In Italy, thanks to the effort by Enea together with several supply chains and trade associations – including Assocarta (Italian Association of paper, cardboard and paper pulp manufacturers) – the paperwork has been standardised and Guidelines have been prepared for the industry on how to conduct audits leading to a selection of Best Practices and providing energy indicators for the industry». These Guidelines also allow for a further step forward towards implementing a monitoring system.
Apart from the deadline of the 5th of December this year, the next important step is scheduled for 31 July 2020, with the updating of energy-intensity performance indices; in this regard, Mr Santino suggests that companies should «carry out audits which are as carefully structured and in-depth as possible, in order to provide the Ministry with more precise data on energy intensity».

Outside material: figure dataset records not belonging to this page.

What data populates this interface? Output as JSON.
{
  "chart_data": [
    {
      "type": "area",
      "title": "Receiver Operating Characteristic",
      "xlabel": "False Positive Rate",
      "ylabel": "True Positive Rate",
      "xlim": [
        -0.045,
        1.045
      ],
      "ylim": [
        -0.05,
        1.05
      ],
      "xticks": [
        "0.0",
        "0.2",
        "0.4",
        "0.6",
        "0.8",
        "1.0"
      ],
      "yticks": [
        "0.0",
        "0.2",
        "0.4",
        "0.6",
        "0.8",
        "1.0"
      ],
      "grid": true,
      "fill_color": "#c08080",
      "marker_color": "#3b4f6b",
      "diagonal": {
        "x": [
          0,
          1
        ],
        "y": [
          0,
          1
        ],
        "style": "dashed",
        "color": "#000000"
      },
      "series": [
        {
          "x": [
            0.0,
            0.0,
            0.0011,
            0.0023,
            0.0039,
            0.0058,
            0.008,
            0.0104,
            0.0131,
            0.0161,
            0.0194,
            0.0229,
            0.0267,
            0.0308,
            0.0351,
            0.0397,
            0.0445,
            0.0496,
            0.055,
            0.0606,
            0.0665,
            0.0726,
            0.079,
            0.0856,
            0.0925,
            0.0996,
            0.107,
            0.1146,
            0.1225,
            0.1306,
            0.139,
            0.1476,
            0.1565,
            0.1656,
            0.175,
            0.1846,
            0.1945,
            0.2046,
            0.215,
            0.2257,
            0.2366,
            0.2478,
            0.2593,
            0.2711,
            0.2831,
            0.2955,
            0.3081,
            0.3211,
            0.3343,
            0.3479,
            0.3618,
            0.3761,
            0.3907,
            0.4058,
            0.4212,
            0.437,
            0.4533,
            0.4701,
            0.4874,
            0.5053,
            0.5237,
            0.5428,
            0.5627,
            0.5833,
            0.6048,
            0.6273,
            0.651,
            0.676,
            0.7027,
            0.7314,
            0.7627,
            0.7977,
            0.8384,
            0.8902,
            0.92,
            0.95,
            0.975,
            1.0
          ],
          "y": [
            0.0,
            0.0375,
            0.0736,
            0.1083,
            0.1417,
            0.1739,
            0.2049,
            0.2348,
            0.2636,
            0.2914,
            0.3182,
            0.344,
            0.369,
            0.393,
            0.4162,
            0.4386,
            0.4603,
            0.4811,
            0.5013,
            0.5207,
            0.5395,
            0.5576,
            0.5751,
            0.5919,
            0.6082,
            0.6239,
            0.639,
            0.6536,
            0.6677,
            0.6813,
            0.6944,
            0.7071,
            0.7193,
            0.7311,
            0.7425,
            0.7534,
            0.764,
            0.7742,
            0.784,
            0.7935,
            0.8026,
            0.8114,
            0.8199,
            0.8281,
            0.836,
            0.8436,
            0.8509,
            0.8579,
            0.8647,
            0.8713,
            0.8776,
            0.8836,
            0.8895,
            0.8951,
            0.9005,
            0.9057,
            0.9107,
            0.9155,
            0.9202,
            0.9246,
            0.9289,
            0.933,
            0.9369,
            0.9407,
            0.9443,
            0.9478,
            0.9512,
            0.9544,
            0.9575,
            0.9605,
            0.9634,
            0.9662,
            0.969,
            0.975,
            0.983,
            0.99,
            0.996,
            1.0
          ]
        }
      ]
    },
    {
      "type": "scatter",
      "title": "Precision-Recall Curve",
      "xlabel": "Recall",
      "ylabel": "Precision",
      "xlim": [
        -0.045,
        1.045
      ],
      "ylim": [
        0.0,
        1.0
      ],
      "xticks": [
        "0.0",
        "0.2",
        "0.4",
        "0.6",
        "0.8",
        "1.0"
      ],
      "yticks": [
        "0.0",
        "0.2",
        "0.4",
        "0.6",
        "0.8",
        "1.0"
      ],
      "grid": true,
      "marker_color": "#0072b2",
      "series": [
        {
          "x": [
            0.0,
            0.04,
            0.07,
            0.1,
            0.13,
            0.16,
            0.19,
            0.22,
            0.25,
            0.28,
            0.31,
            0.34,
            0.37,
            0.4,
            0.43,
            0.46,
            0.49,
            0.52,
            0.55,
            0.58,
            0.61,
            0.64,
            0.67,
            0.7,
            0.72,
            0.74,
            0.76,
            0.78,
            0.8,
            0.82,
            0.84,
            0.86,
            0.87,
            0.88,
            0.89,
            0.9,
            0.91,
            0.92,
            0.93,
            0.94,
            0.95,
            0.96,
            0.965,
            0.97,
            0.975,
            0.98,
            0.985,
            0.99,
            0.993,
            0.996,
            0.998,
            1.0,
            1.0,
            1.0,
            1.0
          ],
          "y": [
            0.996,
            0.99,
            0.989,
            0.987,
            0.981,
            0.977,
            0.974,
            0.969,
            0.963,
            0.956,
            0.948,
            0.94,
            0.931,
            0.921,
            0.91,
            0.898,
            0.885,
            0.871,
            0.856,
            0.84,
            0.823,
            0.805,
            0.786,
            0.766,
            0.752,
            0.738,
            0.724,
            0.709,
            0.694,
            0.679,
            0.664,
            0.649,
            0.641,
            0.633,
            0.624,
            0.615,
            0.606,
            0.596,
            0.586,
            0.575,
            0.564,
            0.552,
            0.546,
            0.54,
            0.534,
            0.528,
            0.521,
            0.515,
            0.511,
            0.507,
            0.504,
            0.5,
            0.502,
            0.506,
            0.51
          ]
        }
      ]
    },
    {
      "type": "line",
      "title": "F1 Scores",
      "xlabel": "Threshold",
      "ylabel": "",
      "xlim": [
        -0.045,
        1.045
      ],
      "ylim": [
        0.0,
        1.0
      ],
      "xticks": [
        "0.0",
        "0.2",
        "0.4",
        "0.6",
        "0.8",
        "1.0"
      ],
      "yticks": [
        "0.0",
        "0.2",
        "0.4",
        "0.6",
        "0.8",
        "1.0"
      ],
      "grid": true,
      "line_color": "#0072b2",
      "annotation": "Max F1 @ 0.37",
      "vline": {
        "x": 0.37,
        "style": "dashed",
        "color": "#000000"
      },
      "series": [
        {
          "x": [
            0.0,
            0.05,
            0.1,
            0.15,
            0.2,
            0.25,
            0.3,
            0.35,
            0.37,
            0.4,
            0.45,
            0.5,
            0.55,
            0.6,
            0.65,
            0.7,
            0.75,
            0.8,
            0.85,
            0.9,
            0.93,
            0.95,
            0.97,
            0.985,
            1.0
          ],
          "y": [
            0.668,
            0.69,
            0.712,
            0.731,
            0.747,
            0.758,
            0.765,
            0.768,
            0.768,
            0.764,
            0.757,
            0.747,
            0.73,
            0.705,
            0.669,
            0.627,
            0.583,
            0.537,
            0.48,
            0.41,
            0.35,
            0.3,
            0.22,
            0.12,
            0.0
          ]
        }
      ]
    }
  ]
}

Efficiency and competitiveness
In conclusion, optimising the use of energy resources is always a valuable approach, especially in those countries – like Italy –where energy-related costs are high, to the extent that investing in energy efficiency becomes synonymous with competitiveness. «Energy efficiency can be regarded as a true goldmine for Italy, which has always been at the forefront in the search for new technological solutions for energy saving» comments Adolfo Eric Labi, President of the Megalia Foundation. These solutions «can help improve people’s quality of life, as well as being exportable all over the world»; it is not by chance that the efficiency sector is «constantly in progress, exactly because technology is its pivotal element and reason for being», a product with a high added value – he calls it – «which can pave the way for economic recovery policies».
Not only is «energy efficiency a necessary, simple, possible and cost-effective opportunity, it is also the renewable source by default, because the cleanest, cheapest and inexhaustible source of energy is the part which is not used at all. This source» he concludes «also has the advantage of being transversal and not subject to cross-vetoing which hinders or impedes the use of different energy or technology sources ».